[2024-05-15] Recording your family history

Last week, I purchased a used book from the collection of Archives Lanark called Recording Your Family History. Despite being published in 1983, the book contains timeless information for conducting a life history interview. Author William Fletcher defines a life history interview as an audio or video recording of an older person's oral history for the benefit of future generations.

As I explained in last week's post (Finding my place in the past), Fletcher says that a family history project "meets a deep need of most older persons to tell their story for posterity, and it fills an equally strong need in younger people to hear and know about the past and to find their place in the continuity of their family's experience."

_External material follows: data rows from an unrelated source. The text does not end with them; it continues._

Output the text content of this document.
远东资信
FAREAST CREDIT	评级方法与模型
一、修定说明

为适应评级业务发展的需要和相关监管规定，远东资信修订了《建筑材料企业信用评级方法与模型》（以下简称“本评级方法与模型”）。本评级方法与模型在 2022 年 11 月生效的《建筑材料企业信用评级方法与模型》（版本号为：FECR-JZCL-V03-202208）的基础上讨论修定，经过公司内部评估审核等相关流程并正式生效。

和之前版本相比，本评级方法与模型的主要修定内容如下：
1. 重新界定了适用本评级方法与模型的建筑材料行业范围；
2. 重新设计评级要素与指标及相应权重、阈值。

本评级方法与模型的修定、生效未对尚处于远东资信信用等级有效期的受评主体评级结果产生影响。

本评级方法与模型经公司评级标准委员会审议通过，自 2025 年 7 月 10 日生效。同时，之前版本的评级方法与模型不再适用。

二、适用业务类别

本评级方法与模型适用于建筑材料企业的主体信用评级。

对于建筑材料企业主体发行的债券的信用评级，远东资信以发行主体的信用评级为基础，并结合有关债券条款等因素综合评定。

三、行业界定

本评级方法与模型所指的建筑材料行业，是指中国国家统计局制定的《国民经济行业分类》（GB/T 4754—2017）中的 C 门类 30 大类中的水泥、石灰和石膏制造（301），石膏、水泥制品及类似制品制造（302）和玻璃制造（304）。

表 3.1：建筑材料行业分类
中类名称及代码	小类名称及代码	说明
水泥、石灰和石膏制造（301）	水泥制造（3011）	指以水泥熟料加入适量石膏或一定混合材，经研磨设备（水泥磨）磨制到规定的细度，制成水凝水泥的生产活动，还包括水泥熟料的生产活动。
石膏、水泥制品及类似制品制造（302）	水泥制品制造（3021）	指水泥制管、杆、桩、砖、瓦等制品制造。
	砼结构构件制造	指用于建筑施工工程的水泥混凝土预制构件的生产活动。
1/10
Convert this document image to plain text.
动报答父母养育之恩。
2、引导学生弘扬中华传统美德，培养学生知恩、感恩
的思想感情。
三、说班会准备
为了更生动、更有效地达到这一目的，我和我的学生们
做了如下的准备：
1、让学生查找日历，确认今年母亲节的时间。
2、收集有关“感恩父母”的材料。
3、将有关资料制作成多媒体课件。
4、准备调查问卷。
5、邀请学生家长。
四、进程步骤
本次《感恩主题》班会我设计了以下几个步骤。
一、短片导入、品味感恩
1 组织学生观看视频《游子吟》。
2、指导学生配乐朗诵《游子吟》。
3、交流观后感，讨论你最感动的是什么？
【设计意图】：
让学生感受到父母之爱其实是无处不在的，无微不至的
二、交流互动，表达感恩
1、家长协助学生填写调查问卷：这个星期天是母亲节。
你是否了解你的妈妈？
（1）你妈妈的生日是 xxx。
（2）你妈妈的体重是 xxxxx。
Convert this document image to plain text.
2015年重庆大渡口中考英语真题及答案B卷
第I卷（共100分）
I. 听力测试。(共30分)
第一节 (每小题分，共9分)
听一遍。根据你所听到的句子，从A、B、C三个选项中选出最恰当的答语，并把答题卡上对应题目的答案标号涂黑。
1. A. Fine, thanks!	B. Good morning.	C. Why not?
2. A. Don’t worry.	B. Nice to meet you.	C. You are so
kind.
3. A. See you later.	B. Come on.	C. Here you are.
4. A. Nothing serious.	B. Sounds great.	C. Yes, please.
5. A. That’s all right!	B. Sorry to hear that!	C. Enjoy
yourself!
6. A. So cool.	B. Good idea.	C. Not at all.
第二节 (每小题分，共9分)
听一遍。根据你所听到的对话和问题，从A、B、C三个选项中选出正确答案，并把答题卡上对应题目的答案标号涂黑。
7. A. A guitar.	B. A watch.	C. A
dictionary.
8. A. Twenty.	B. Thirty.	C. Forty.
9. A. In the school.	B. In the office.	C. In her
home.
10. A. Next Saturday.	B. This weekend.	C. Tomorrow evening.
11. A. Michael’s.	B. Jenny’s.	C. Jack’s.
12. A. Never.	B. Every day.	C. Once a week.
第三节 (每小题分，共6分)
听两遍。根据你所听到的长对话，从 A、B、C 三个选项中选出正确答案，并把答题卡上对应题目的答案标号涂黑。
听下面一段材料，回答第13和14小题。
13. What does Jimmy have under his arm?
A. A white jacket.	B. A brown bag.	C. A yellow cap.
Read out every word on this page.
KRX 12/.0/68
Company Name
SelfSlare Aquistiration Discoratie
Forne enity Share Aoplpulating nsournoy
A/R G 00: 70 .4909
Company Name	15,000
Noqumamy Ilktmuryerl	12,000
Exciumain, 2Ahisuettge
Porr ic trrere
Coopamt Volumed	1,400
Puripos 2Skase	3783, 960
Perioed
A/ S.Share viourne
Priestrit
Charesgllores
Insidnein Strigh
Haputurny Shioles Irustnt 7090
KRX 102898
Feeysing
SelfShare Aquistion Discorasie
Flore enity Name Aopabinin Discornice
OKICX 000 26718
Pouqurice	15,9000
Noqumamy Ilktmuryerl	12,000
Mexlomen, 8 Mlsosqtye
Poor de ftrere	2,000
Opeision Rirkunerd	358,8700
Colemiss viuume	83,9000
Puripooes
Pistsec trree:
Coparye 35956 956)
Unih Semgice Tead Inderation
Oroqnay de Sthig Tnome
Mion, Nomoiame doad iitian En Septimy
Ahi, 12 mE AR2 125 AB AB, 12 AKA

The bulk of the book is devoted to questions to use in an interview, organized by time period and experiences: family history, childhood, youth, middle age, old age, experience as a parent and grandparent, and historical events. The book also includes a section of general questions, focusing on unusual life experiences and values.

Fletcher makes clear that interviewers conducting a life history should not attempt to ask every question included in the book. Instead, they should use it as a general guide for their interviews. He recommends that, in advance of a recording session, interviewers review the questions and note those of particular interest, asking themselves: "Which questions do I sincerely want to hear my speaker talk about?"

Over the coming weeks, I'll come back to the book to share some of the questions I find especially useful. I plan to use one or two in my daily conversations with my mom to add to a growing compilation of stories I'm calling Don't-Forget-Olivette.

Tonight's post focuses on Fletcher's overall recommendations in the book's introduction. He states that "Perhaps one person in ten thousand will ever actually write an autobiography, but virtually everyone can talk one, in his or her own words, to a sympathetic and interested listener."

Some key pieces of advice I took from Fletcher's introduction are these:
  1. If possible, conduct the interview in the narrator's home. "The reasons for this are simple: it is more relaxed and comfortable for your speaker, it reinforces the idea that your narrator is the central focus of the project, it is likely that familiar surroundings will help the free flow of memories, and it eliminates any inconvenience in traveling for your narrator. It also reinforces the attitude of respect you want to develop for the stories you are about to hear and record."
  2. Let the narrator do most of the talking. "Always remember that you are interviewing your narrator, so try not to have a conversation with him or her. Your job is to listen carefully and sensitively, and to be curious about what your narrator wants to say. Try to say as little as possible yourself."
  3. Practice pausing, which encourages the narrator to expand on their story. "A five- or ten-second silence is perfectly acceptable. Count silently to ten, and wait for your narrator to break the silence with another thought. Learning to wait silently long beyond what would be tolerable in a normal conversation is a rewarding skill, for it allows your speaker to talk in more detail and depth about his or her feelings and experiences."
  4. At the beginning of the recording, state the time, location and person being interviewed. "Always begin an interview by establishing the time and place, and the person you are talking to."
  5. Don't edit the original tapes. "If you must condense some of the narrative, make a copy first, then do your editing. How can you tell what may be of value to a listener or viewer in thirty or fifty years? The footage you decide to discard now may include material important to future generations."
  6. Start subsequent sessions by asking the narrator whether they thought of anything since the previous recording. "I often start each successive session with the question: 'Did anything else come to mind since we last talked, or did we leave anything out last time?' This provides the opportunity to address something important that might have been remembered in the meantime."

While I don't record my conversations with my mother, I do take notes as we chat, then turn them into proper stories. I never mind when a given anecdote comes up more than once, because I find it becomes clearer in my mind with each telling, which makes it easier to write up the story in its final form.